The Real Reason You Should Be Eating Organic Foods
Opting for organic foods can be daunting. The grocery store becomes a game of dodging high prices and deciphering confusing labels, and the misconceptions run rampant. While it can be overwhelming, we know eating organic reduces our exposure to hormones, chemicals, antibiotics, and pesticides. And now, scientists are better understanding just how important that decreased exposure is to human health.
A new study published in JAMA Internal Medicine found a significant decrease in developing cancer in those that ate organic food. The research included around 69,000 French adults—more than three-quarters of which were women in their 40s—and compared the consumption of organic products with cancer rates over the course of about four years.
Those who ate organic foods were 25 percent less likely to develop cancer. Furthermore, they decreased the likelihood of developing non-Hodgkin's lymphoma by 73 percent and postmenopausal breast cancer by 21 percent. The best part? Even those who did not follow an extremely healthy, balanced diet—but chose organic products—had a reduced risk of disease.
The researchers postulate that these findings are not necessarily surprising, as consuming organic foods reduces the amount of pesticides in the body, which have been linked to cancer. While this is just the beginning for this research and more data is needed, this is exciting news for the health-minded community.

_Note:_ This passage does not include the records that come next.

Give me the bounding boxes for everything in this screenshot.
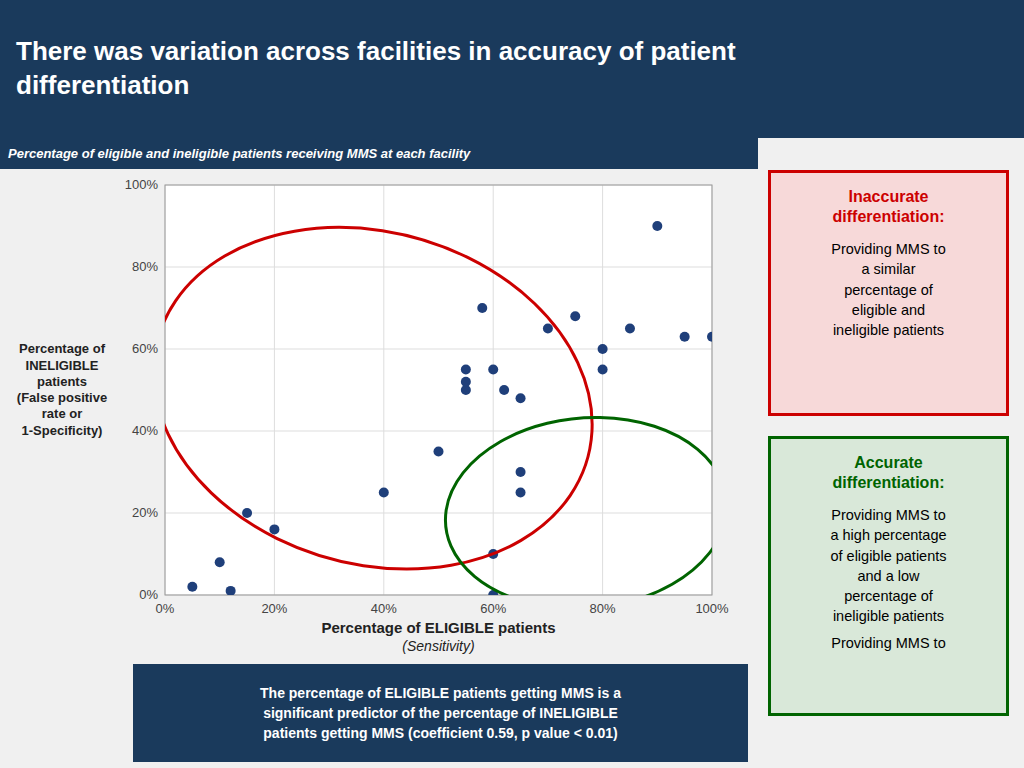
y-grid-line [165, 431, 712, 432]
point [434, 447, 444, 457]
y-tick-label: 60% [132, 341, 158, 356]
point [516, 467, 526, 477]
point [570, 311, 580, 321]
annotation-title: Inaccurate differentiation: [779, 187, 998, 227]
point [598, 344, 608, 354]
x-grid-line [383, 185, 384, 595]
point [187, 582, 197, 592]
x-label-note: (Sensitivity) [402, 638, 474, 654]
x-label: Percentage of ELIGIBLE patients [321, 619, 555, 636]
x-tick-label: 60% [480, 601, 506, 616]
subtitle: Percentage of eligible and ineligible pa… [8, 146, 470, 161]
annotation-title: Accurate differentiation: [779, 453, 998, 493]
y-tick-label: 100% [125, 177, 159, 192]
note-box: The percentage of ELIGIBLE patients gett… [133, 664, 748, 762]
point [499, 385, 509, 395]
annotation-box: Inaccurate differentiation: Providing MMS… [768, 170, 1009, 416]
x-tick-label: 80% [590, 601, 616, 616]
x-tick-label: 40% [371, 601, 397, 616]
x-tick-label: 0% [156, 601, 175, 616]
point [680, 332, 690, 342]
y-tick-label: 40% [132, 423, 158, 438]
point [215, 557, 225, 567]
points [165, 185, 712, 595]
y-grid-line [165, 349, 712, 350]
x-grid-line [493, 185, 494, 595]
point [598, 365, 608, 375]
point [707, 332, 712, 342]
title-bar: There was variation across facilities in… [0, 0, 1024, 138]
y-grid-line [165, 267, 712, 268]
title: There was variation across facilities in… [16, 35, 736, 103]
y-tick-label: 0% [139, 587, 158, 602]
point [488, 365, 498, 375]
annotation-text: Providing MMS to a high percentage of el… [779, 505, 998, 627]
point [269, 524, 279, 534]
y-label-wrap: Percentage of INELIGIBLE patients (False… [2, 185, 122, 595]
point [226, 586, 236, 595]
point [379, 488, 389, 498]
annotation-text: Providing MMS to a similar percentage of… [779, 239, 998, 340]
inaccurate-ellipse [165, 185, 683, 595]
accurate-ellipse [412, 390, 712, 595]
note-text: The percentage of ELIGIBLE patients gett… [260, 683, 621, 744]
x-tick-label: 100% [695, 601, 729, 616]
subtitle-bar: Percentage of eligible and ineligible pa… [0, 138, 758, 169]
x-tick-label: 20% [261, 601, 287, 616]
y-label: Percentage of INELIGIBLE patients (False… [17, 341, 107, 439]
point [461, 365, 471, 375]
y-tick-label: 20% [132, 505, 158, 520]
point [516, 393, 526, 403]
annotation-box: Accurate differentiation: Providing MMS t… [768, 436, 1009, 716]
point [543, 324, 553, 334]
x-grid-line [602, 185, 603, 595]
point [461, 377, 471, 387]
point [477, 303, 487, 313]
annotation-note: Providing MMS to [779, 633, 998, 653]
point [652, 221, 662, 231]
point [242, 508, 252, 518]
y-tick-label: 80% [132, 259, 158, 274]
point [625, 324, 635, 334]
point [516, 488, 526, 498]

If you're looking for ways to be more mindful of what you put in your body, mbg expert Dawna Stone offers eight micro-steps to help you clean up your diet. Her top tip? Choose foods that have not been processed. If processed foods are unavoidable, take a glance at the ingredients and go for products that have fewer ingredients and that you recognize. This way you can eliminate the potential for unwanted additives and get straight to the good stuff. After all, the benefits are lifesaving.